|Version: April 9, 2012|
This is a very sturdy player, built on a Columbia / Dictaphone cylinder shaving machine with a cast iron bedplate. It is mounted on a wooden box containing motors, controls and amplifier. Altogether the player weighs in at 30 kg.
The mandrel and the feedscrew are each driven by a stepping motor. This means the motion of the mandrel and the feedscrew are separate and independent. Stepping motors being what they are, Mr.Tuddenham has devised a three-stage way of avoiding any unevenness in the motion being transferred to the mandrel and feedscrew: first, the current driving the motors is given a special waveform designed to make the motion even. Second, there is a resilient torsional coupling to the drive wheel and finally, the two drive belts are made from high damping coefficient material. In order to reduce vibrations, the motors are also mounted on weighted bedplates that are isolated both from the motors and from the machine structure by double sets of resilient mountings.
The mandrel fits standard cylinders of up to 178 mm length and up to 76 mm diameter. The motor gives it a speed range of 10 - 200 rpm. Mandrels can be exchanged as one unit along with shaft, drive pulley and collar. The tone arm assembly is driven by the original feedscrew at speeds of up to 230 mm per minute.
The tone arm is made of thin aluminium laminated with plywood, which prevents unwanted resonance. It is fitted with a Shure 44 cartridge, which can be given a tracking weight of 2 - 6.5 grams by moving the counterbalance weight. It has a lever operated manual lift mechanism that slows the movement near the cylinder surface for increased precision. The tone arm sits on top of a moving box containing preamplifiers and motion sensors. Sideways motion produced by the advancing groove on the cylinder is detected by photo diodes reacting to the light from two LEDs being covered or uncovered by a shutter attached to the tone arm. The resulting signal is used to change the speed of the feedscrew motor to keep up with the cylinder.
The most special feature of this player is the anti-wow, or radius compensation system. It is designed to reduce the wow produced in the sound of eccentric or oval cylinders. It works on the principle of sensing the difference in radius of the cylinder, which gives a higher surface speed, and thus a higher pitch, in the parts of the cylinder with the larger radius. The compensation acts on the mandrel drive motor, reducing its speed in proportion to the increase in radius, thus keeping the surface speed (and the pitch) constant.
The information to guide the mandrel drive motor comes from a goniometer in the tone arm assembly. This consists of two coils, one around the vertical axis, and one in the tone arm, perpendicular to the first coil. As the tone arm moves up and down, the angle between the coils will change. The vertical coil is fed an electric signal of about 45 kHz, which is picked up by the horizontal coil, where the amplitude and polarity will depend on the elevation angle of the tone arm. This signal is used to generate a control signal for the mandrel motor.

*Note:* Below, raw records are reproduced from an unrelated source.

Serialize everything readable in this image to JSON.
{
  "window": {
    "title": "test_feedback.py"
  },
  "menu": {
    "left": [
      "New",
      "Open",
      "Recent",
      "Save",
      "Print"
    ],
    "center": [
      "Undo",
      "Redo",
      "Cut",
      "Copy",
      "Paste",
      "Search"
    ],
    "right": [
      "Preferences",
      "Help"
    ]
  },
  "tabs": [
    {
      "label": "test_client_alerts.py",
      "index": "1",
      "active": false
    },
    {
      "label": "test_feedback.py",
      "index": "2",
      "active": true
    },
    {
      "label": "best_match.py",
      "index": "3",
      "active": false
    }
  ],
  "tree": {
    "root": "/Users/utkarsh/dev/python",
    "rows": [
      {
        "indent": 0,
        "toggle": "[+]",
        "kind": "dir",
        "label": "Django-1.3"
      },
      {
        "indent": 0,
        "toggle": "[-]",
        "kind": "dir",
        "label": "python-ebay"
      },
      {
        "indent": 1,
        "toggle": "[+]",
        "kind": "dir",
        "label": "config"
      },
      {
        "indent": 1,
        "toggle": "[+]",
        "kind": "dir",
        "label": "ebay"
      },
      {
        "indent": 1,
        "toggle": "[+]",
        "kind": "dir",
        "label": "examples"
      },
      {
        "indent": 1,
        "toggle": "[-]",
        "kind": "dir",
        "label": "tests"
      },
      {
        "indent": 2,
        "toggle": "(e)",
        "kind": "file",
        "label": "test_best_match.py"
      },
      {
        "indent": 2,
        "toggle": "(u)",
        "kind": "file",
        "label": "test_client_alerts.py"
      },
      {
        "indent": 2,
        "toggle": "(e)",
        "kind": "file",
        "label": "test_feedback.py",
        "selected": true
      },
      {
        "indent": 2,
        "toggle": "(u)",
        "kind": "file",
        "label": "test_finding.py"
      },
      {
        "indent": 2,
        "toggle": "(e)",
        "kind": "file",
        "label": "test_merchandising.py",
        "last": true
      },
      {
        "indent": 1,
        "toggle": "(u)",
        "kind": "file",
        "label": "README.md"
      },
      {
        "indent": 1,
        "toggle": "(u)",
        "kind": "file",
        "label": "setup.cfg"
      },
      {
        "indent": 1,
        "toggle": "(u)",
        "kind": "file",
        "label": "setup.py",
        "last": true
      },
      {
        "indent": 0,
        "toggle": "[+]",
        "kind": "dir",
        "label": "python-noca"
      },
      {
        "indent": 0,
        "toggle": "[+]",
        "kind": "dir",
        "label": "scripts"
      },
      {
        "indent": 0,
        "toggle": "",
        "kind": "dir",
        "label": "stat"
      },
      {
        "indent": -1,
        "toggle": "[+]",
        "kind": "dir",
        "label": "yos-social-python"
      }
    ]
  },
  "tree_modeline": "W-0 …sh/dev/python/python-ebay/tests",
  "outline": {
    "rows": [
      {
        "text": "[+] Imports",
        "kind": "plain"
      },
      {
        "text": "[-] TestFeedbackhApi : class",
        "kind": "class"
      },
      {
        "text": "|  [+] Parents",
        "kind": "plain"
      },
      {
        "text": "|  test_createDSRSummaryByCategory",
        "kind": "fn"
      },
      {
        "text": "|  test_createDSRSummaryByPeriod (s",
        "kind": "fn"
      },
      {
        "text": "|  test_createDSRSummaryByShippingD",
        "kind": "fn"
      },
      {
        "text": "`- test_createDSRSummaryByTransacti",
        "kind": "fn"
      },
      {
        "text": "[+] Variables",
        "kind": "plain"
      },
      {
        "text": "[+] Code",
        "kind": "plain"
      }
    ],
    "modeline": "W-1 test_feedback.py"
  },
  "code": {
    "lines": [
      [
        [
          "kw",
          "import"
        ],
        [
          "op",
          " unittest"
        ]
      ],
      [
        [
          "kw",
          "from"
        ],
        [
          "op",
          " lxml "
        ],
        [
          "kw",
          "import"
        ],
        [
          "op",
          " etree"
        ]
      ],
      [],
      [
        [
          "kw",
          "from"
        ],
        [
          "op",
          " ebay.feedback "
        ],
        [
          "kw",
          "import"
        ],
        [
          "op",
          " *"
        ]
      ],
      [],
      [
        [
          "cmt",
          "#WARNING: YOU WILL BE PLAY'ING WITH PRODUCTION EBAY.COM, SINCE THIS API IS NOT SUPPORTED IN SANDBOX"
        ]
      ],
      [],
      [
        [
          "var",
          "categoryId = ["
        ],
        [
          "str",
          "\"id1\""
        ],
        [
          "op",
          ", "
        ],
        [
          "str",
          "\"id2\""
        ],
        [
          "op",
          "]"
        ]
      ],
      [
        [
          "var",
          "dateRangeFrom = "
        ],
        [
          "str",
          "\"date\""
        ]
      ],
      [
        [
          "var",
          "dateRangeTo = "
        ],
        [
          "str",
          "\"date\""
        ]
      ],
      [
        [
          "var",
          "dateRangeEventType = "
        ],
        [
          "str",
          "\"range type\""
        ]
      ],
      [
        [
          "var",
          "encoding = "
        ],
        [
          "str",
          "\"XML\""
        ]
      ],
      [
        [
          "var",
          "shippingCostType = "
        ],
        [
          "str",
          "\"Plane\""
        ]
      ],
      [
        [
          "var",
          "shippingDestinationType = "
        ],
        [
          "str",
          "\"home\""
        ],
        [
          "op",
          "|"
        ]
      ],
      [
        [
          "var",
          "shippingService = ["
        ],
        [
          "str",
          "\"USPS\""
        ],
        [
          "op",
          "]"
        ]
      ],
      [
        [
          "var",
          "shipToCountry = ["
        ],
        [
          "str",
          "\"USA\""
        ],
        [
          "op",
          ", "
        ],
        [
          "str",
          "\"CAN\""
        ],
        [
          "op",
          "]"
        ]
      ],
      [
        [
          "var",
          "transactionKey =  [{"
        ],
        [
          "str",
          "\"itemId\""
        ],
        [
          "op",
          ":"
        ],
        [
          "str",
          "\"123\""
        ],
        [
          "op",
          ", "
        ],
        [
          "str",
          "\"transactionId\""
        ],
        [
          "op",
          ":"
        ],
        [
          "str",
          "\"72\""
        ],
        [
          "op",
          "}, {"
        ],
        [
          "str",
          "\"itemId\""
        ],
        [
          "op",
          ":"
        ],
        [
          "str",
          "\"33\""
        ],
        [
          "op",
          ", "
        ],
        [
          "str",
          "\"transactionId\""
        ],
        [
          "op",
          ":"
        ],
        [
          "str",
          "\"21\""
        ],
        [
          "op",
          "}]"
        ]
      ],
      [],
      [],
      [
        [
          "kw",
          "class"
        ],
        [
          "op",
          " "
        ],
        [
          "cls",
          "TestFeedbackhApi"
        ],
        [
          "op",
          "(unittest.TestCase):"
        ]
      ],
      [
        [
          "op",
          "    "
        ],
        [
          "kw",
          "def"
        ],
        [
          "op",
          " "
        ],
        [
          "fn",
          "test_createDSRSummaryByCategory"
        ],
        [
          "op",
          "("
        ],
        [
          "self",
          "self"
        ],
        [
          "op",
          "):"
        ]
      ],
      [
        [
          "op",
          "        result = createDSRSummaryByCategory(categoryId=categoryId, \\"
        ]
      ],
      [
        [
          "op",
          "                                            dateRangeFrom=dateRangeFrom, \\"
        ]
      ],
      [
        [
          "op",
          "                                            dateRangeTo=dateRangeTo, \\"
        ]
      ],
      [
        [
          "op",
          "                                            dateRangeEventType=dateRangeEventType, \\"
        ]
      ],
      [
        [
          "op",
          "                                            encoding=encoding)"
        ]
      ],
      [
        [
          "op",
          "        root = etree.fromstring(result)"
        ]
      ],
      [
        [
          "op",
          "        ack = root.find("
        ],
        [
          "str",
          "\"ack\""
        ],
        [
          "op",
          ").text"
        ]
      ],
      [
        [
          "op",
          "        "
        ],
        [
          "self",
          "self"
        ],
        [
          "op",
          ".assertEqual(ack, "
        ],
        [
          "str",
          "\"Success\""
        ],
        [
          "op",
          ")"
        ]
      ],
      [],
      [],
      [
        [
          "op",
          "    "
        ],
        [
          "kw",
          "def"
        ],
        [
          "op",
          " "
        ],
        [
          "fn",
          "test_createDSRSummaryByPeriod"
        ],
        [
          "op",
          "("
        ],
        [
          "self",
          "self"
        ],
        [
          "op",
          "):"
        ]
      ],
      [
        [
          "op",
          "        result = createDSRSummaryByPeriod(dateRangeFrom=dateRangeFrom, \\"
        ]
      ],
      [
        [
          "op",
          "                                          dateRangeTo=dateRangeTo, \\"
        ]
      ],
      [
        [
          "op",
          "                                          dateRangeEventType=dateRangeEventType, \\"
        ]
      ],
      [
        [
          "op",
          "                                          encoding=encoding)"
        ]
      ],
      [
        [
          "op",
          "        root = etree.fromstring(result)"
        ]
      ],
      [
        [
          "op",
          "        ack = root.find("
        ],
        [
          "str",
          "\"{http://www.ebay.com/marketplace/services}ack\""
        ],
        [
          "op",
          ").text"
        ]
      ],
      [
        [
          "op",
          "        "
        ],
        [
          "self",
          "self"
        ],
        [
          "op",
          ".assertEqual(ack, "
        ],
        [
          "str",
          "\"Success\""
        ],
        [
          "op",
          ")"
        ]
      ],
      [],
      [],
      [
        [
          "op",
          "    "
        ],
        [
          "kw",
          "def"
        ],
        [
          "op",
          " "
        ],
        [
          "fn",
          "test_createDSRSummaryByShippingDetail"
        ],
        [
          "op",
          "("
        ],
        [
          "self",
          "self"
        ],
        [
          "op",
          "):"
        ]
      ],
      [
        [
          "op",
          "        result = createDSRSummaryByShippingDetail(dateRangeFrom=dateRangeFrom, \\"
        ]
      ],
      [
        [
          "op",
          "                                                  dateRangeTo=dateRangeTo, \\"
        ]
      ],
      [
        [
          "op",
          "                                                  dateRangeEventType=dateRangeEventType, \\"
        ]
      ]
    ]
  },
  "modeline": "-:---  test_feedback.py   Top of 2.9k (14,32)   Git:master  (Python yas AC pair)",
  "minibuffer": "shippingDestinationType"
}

The goniometer signal needs to be calibrated for each cylinder. Set the mandrel speed selector to Creep to let the cylinder spin at a slower speed. Then, using the Centre control, set the needle of the Wobble dial to swing equally to both sides of zero. Then, at full mandrel speed, set the required amount of compensation by turning the Compensation control. The compensation signal can be turned on and off for comparison with a switch.
The player gives different types of output from the preamplifiers. There is right channel, left channel and mono as an untreated signal with a bandwidth of 20 - 20,000 Hz. The mono signal is normally wired for vertically modulated cylinders, but it can be changed to lateral modulation with a switch. There is also an equalised mono signal with rumble filtering.